A woolly discovery

Long considered to be a myth, a Native blanket made of dog hair has surfaced at the Burke Museum.

Two Coast Salish women with a woolly dog (CHILLIWACK MUSEUM AND ARCHIVES)

On a rainy afternoon last June, tribal members and elders, Burke Museum patrons and students poured into a room just off the lobby of the UW-based natural history museum to see firsthand an artifact so rare, some thought it was a myth: a blanket made of dog hair.

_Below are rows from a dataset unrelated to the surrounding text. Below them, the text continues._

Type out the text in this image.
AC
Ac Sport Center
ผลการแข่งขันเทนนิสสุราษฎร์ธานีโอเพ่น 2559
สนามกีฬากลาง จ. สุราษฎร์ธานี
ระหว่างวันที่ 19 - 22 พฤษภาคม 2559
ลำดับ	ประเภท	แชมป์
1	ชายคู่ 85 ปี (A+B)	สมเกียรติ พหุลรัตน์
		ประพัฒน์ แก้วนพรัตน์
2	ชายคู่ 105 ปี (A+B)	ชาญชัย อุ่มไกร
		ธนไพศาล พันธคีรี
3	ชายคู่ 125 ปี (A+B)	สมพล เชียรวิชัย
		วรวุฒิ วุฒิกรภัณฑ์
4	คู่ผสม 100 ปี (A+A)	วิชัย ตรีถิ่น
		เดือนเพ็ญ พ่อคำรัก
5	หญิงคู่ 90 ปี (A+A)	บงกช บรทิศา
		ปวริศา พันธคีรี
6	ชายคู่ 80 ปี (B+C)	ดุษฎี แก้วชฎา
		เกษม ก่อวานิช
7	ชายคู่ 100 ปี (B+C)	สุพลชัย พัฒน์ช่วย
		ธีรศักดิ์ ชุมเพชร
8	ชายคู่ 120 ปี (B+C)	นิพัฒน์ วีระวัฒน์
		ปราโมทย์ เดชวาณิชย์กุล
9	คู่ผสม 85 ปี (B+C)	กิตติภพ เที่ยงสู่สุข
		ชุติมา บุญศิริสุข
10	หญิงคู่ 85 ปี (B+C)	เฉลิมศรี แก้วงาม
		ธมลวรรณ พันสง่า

“A simple question by a simple person from the Suquamish led to things like this,” says Marilyn Jones, a traditional heritage specialist with the Suquamish tribe who serves on the museum’s Native American advisory board. More than 10 years ago, Jones was visiting the Smithsonian’s National Museum of the American Indian when she asked a curator there how they could prove that certain Coast Salish tribes used dog hair in their blankets.

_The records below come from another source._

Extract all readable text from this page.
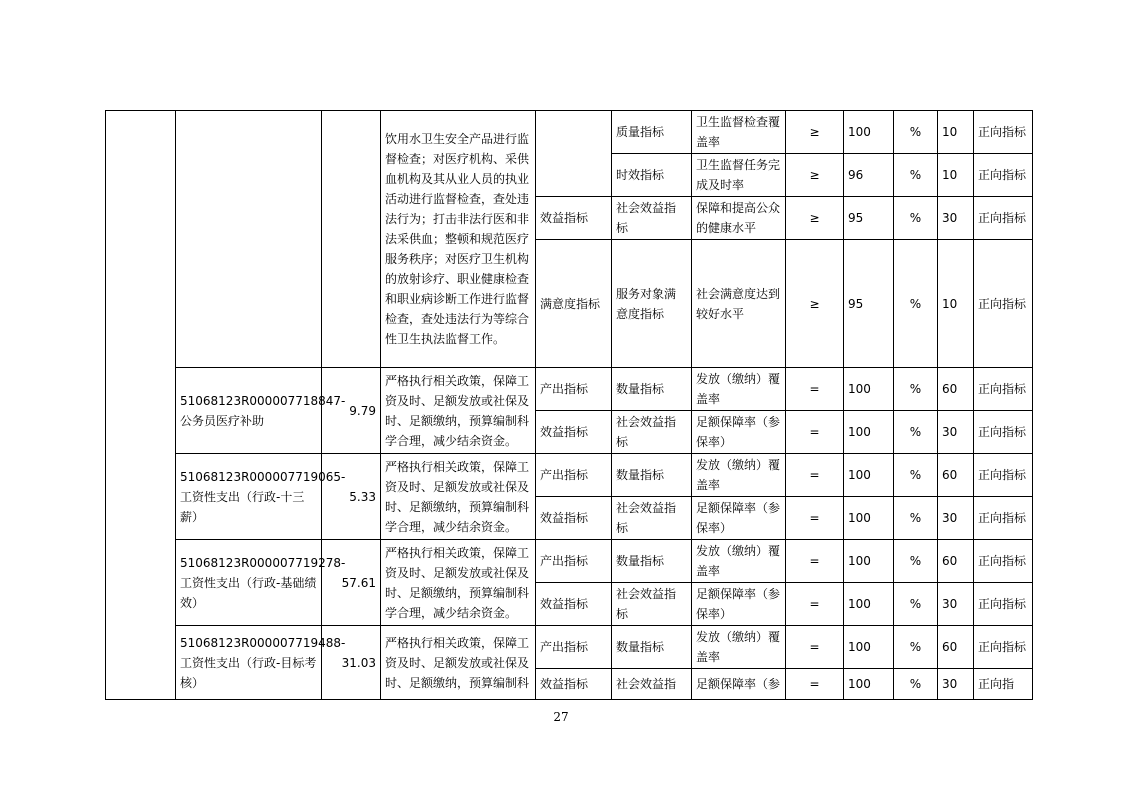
			饮用水卫生安全产品进行监督检查；对医疗机构、采供血机构及其从业人员的执业活动进行监督检查，查处违法行为；打击非法行医和非法采供血；整顿和规范医疗服务秩序；对医疗卫生机构的放射诊疗、职业健康检查和职业病诊断工作进行监督检查，查处违法行为等综合性卫生执法监督工作。		质量指标	卫生监督检查覆盖率	≥	100	%	10	正向指标
					时效指标	卫生监督任务完成及时率	≥	96	%	10	正向指标
				效益指标	社会效益指标	保障和提高公众的健康水平	≥	95	%	30	正向指标
				满意度指标	服务对象满意度指标	社会满意度达到较好水平	≥	95	%	10	正向指标
	51068123R000007718847-公务员医疗补助	9.79	严格执行相关政策，保障工资及时、足额发放或社保及时、足额缴纳，预算编制科学合理，减少结余资金。	产出指标	数量指标	发放（缴纳）覆盖率	=	100	%	60	正向指标
				效益指标	社会效益指标	足额保障率（参保率）	=	100	%	30	正向指标
	51068123R000007719065-工资性支出（行政-十三薪）	5.33	严格执行相关政策，保障工资及时、足额发放或社保及时、足额缴纳，预算编制科学合理，减少结余资金。	产出指标	数量指标	发放（缴纳）覆盖率	=	100	%	60	正向指标
				效益指标	社会效益指标	足额保障率（参保率）	=	100	%	30	正向指标
	51068123R000007719278-工资性支出（行政-基础绩效）	57.61	严格执行相关政策，保障工资及时、足额发放或社保及时、足额缴纳，预算编制科学合理，减少结余资金。	产出指标	数量指标	发放（缴纳）覆盖率	=	100	%	60	正向指标
				效益指标	社会效益指标	足额保障率（参保率）	=	100	%	30	正向指标
	51068123R000007719488-工资性支出（行政-目标考核）	31.03	严格执行相关政策，保障工资及时、足额发放或社保及时、足额缴纳，预算编制科	产出指标	数量指标	发放（缴纳）覆盖率	=	100	%	60	正向指标
				效益指标	社会效益指	足额保障率（参	=	100	%	30	正向指
27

The truth lay in the tribes’ oral histories, that for centuries some Native people in the Northwest raised woolly dogs with coats that could be cut and woven into blankets. But the dog breed went extinct not long after white settlement and “for many years scientists said it was a myth and a story,” says Jones. “But we know it was always there … that woolly dog is a part of us.”

Her question prompted an examination of very old blankets in the national collection, which revealed that some did, indeed, contain dog hair. Fast forward to 2016, when weaving expert Liz Hammond-Kaarremaa received a grant to examine blankets in the Burke’s collection. When she saw one particular blanket in person, she realized its provenance—from a well-known collection—and then noticed a tear, she was engrossed.

Further testing verified her findings. The blanket is now the only object confirmed to be made with woolly dog hair in a Northwest museum.